Je me laissai bercer par les cahots du train, observant la famille chinoise qui avait pris place près de moi écrire son histoire. C’était un jeune couple accompagné d’un petit garçon de trois ans, assez volubile mais pas désagréable, bien éveillé. Quand on a un enfant, à fortiori lorsqu’il est très jeune, chaque instant de sa vie est comme un grand événement, pour lui comme pour ses parents. Ils voulaient que rien ne leur échappe. Je retrouvais par empathie les sensations que j’éprouvais pour mes enfants, mais avec moins d’anxiété qu’auparavant. Le processus de deuil était-il enfin en train de se clore ? Car le fait d’avoir perdu mon épouse m’avait affolé concernant le devenir de mes enfants, que je percevais comme étant plus fragiles que jamais. J’étais en train de comprendre que cette fragilité ne venait pas d’eux, mais de moi.

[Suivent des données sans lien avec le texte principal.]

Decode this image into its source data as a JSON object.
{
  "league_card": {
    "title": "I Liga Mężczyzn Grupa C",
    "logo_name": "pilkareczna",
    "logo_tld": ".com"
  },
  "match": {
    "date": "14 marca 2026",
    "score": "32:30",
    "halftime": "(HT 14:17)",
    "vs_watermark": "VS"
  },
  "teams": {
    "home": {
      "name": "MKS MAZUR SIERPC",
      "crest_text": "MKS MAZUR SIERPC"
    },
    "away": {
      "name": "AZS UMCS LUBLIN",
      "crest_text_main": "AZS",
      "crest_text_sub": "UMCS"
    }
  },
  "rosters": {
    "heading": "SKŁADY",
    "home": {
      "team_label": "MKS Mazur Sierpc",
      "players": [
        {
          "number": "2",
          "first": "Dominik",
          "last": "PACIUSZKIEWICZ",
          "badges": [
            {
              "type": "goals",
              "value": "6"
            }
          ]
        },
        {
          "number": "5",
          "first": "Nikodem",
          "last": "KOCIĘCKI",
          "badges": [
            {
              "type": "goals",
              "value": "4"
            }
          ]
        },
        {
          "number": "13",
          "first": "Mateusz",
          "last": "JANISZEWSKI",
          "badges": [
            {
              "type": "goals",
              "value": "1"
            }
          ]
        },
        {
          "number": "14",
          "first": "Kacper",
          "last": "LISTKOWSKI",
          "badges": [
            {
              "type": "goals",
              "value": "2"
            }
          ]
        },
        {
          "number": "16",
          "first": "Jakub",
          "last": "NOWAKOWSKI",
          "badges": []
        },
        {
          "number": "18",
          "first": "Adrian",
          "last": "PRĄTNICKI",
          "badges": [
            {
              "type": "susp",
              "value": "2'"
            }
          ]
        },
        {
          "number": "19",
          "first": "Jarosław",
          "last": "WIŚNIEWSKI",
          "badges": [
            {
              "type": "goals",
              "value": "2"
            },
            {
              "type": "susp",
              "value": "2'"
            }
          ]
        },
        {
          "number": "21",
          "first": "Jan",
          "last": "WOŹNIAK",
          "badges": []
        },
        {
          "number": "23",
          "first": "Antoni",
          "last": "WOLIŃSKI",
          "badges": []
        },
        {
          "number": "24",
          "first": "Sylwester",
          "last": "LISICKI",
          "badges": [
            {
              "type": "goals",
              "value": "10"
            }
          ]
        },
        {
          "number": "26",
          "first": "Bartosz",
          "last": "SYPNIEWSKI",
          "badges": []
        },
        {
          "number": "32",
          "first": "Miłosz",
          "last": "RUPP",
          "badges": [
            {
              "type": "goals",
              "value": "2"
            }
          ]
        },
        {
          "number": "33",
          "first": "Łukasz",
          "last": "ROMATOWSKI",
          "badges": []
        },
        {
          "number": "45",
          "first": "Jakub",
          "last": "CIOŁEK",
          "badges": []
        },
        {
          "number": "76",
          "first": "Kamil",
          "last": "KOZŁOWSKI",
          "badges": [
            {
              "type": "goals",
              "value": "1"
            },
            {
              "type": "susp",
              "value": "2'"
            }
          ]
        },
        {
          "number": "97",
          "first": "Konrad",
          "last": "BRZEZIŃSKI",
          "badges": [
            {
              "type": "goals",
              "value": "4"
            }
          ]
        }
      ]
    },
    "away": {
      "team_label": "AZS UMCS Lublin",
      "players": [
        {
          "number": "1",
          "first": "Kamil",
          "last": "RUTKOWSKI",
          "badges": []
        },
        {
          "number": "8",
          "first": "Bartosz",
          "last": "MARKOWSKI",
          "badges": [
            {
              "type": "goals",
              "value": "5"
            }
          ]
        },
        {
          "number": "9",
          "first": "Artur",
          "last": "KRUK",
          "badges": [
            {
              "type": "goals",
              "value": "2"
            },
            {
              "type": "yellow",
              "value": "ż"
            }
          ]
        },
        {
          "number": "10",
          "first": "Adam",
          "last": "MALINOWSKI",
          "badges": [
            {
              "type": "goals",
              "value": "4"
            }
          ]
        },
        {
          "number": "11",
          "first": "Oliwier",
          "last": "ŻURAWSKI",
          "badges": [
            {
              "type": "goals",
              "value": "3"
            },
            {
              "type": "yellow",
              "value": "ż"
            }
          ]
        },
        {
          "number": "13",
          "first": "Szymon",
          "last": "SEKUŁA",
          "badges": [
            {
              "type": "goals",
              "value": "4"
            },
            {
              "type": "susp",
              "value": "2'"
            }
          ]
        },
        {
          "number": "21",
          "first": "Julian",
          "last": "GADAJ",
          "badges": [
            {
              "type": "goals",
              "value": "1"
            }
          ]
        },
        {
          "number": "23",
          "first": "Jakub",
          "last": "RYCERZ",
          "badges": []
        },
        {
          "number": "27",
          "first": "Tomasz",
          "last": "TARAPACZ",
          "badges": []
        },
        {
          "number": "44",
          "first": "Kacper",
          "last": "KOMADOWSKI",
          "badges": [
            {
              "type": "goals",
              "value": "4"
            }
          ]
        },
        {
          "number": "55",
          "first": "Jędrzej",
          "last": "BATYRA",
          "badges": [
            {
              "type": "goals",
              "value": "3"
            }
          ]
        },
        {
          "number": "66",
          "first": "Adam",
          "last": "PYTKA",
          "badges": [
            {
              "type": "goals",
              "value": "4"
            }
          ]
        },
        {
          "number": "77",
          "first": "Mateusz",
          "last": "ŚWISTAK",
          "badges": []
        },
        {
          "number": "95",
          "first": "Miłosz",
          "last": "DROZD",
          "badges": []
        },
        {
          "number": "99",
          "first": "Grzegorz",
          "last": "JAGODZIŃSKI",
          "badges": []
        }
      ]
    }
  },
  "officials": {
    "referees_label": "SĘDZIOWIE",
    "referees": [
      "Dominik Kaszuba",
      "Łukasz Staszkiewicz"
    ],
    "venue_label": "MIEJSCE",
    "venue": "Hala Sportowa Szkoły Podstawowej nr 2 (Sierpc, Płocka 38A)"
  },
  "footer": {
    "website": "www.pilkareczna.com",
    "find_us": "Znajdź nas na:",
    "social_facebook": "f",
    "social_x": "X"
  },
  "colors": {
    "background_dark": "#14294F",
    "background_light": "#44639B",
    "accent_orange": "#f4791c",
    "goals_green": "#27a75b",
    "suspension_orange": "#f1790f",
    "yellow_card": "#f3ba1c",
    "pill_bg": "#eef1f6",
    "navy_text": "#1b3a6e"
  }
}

Passé l’imposante statue de Gengis Khan érigée au milieu de la steppe mongole, le train entra dans Oulan Bator. Une forte émotion m’envahit. J’avais le sentiment d’être exactement à l’endroit où je devais me trouver. Parmi la foule se pressant, parmi tous ces visages souriants et la liesse des spectateurs, je revivais. Il me fallut peu de temps avant de m’accoutumer à l’exaltation de la ville. J’étais parvenu à destination, prêt pour assister au festival du Naadam, pour voir les archers s’affronter au tir à l’arc, les lutteurs se battre dans des tenues étranges et bigarrées, appelées zoodog et shuudag, et les enfants de huit à douze ans participer à la course de chevaux sur leurs étalons bien aimés. Emma avait adoré ces courses. Elle aimait les chevaux. Je conservais dans ma poche intérieure, près de mon cœur, une photographie d’elle devant les chevaux de przewalski de la réserve de Khustai nuruu. Pour rien au monde je ne pouvais me défaire de cette image. J’étais serein ; si serein que j’avançai jusqu’à l’ovoo, amas chamanique de pierres surmontées de drapeaux bleus, pour y déposer une pierre blanche, comme le veut la coutume. Il paraîtrait qu’un voyageur dit de cette façon que son voyage a été bon. En dessous, je pris soin de déposer mon alliance, après un dernier baiser. J’assistai avec un regard neuf au défilé des cavaliers mongols, ainsi qu’une procession de lutteurs. Les femmes étaient belles dans leur costume traditionnel de soie, le deel ; la musique était entraînante. De bons souvenirs réapparaissaient plus clairement, sans douleur ; et pour la première fois depuis le décès d’Emma, je me sentais en paix, libre.